The Maize Genetics and Genomics Database (MaizeGDB) is a web-accessible resource (www.maizegdb.org) that furnishes geneticists, breeders, and others with all things corn—from molecular markers and sequence data to genetic maps and bioinformatics tools for mining them.
“MaizeGDB puts data together in a way that would have taken researchers a long time to chase down and compile on their own,” says Carolyn Lawrence, a plant geneticist and MaizeGDB director at ARS’s Corn Insects and Crop Genetics Research Unit (CICGRU) in Ames, Iowa.
Launched in 1991 as “MaizeDB,” MaizeGDB is the product of many collaborators from CICGRU, ARS’s Plant Genetics Research Unit in Columbia, Missouri, ARS’s Plant Gene Expression Center in Albany, California, and cooperators worldwide. In addition to its support from ARS, MaizeGDB is also funded by the National Science Foundation and other organizations.
For all the powerful science behind it, MaizeGDB is surprisingly easy to use and offers straightforward explanations of key terminology—including how database information can be used.
For example, under a subhead titled “data centers,” clicking on the term QTL links the user to the following explanation: “A QTL (or quantitative trait locus) refers to a particular region of the genome that is associated with a particular trait. This association is made through statistical methods based on the counting and measurement of easily observed traits, such as the weight of 1,000 kernels, the height of the second leaf at a particular stage of development, and so forth.”
Conduct a QTL search for plant height and you get a list of experiments that evaluated plant height as well as links to the trait itself and 60 references describing it.
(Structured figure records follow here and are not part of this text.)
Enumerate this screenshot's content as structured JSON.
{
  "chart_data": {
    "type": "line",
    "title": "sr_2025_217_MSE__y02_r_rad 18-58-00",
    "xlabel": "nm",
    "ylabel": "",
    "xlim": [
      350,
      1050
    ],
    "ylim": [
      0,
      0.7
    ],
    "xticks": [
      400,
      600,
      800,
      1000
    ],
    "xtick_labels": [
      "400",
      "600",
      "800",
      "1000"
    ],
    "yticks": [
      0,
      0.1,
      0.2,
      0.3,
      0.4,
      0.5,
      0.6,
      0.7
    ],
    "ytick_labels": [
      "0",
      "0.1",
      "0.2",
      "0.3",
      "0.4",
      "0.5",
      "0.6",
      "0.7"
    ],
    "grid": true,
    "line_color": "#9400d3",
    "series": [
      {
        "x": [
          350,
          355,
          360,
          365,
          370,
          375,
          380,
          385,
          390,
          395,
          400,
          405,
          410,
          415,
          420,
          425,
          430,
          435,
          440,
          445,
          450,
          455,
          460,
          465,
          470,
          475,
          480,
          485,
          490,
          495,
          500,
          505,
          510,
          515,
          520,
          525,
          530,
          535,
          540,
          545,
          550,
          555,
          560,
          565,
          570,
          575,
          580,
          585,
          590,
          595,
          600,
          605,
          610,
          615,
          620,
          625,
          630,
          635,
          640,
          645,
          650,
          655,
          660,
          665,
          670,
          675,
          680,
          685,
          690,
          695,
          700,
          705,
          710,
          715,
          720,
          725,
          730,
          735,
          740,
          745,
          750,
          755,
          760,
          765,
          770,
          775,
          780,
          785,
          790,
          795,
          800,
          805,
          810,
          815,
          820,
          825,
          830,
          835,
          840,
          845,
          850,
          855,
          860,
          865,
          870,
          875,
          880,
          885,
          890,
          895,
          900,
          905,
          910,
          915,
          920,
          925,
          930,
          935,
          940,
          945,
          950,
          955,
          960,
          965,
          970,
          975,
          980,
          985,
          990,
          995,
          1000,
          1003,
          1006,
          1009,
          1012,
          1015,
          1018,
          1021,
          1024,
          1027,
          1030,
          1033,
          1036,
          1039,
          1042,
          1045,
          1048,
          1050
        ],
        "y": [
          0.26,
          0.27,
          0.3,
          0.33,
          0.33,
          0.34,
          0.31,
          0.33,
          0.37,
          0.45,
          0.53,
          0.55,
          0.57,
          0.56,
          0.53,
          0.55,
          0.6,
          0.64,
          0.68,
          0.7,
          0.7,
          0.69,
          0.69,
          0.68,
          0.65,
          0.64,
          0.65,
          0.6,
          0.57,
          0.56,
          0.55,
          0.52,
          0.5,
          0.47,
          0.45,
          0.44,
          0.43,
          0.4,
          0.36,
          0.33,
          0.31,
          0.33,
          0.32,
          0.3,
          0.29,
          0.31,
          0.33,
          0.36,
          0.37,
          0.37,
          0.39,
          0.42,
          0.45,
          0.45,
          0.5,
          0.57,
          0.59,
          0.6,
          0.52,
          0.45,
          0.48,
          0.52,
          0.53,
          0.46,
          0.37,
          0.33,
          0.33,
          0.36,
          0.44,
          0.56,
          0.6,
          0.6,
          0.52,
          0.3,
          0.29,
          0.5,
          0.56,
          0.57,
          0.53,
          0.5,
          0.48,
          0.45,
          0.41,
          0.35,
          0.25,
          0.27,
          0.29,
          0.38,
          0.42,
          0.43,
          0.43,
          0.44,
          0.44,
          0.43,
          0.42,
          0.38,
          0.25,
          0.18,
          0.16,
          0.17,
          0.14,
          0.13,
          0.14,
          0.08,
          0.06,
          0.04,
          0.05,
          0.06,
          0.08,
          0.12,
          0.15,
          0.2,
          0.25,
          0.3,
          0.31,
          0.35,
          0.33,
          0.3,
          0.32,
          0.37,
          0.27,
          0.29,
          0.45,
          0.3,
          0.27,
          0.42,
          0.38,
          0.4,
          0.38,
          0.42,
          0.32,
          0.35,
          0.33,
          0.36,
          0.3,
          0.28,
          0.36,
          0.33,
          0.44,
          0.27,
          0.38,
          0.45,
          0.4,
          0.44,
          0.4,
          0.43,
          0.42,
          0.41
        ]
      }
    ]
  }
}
“At an early stage, the MaizeGDB team partnered with potential users to develop the database,” says CICGRU research leader Craig Abel. “The resulting feedback and the creativity of the MaizeGDB team to develop solutions have produced an exceptional genomic database.”
A recent noteworthy addition is a new genome browser that graphically displays sequence data for the inbred line B73. Another is the “Locus Lookup Tool.” According to Lawrence, this tool can help researchers locate specific genes that will help them develop a better corn plant. Ultimately, growers will benefit from this technology as healthier and higher yielding corn plants are developed.—By Jan Suszkiw, Agricultural Research Service Information Staff.
"Corn Genomics: At the Touch of a Keystroke" was published in the September 2010 issue of Agricultural Research magazine.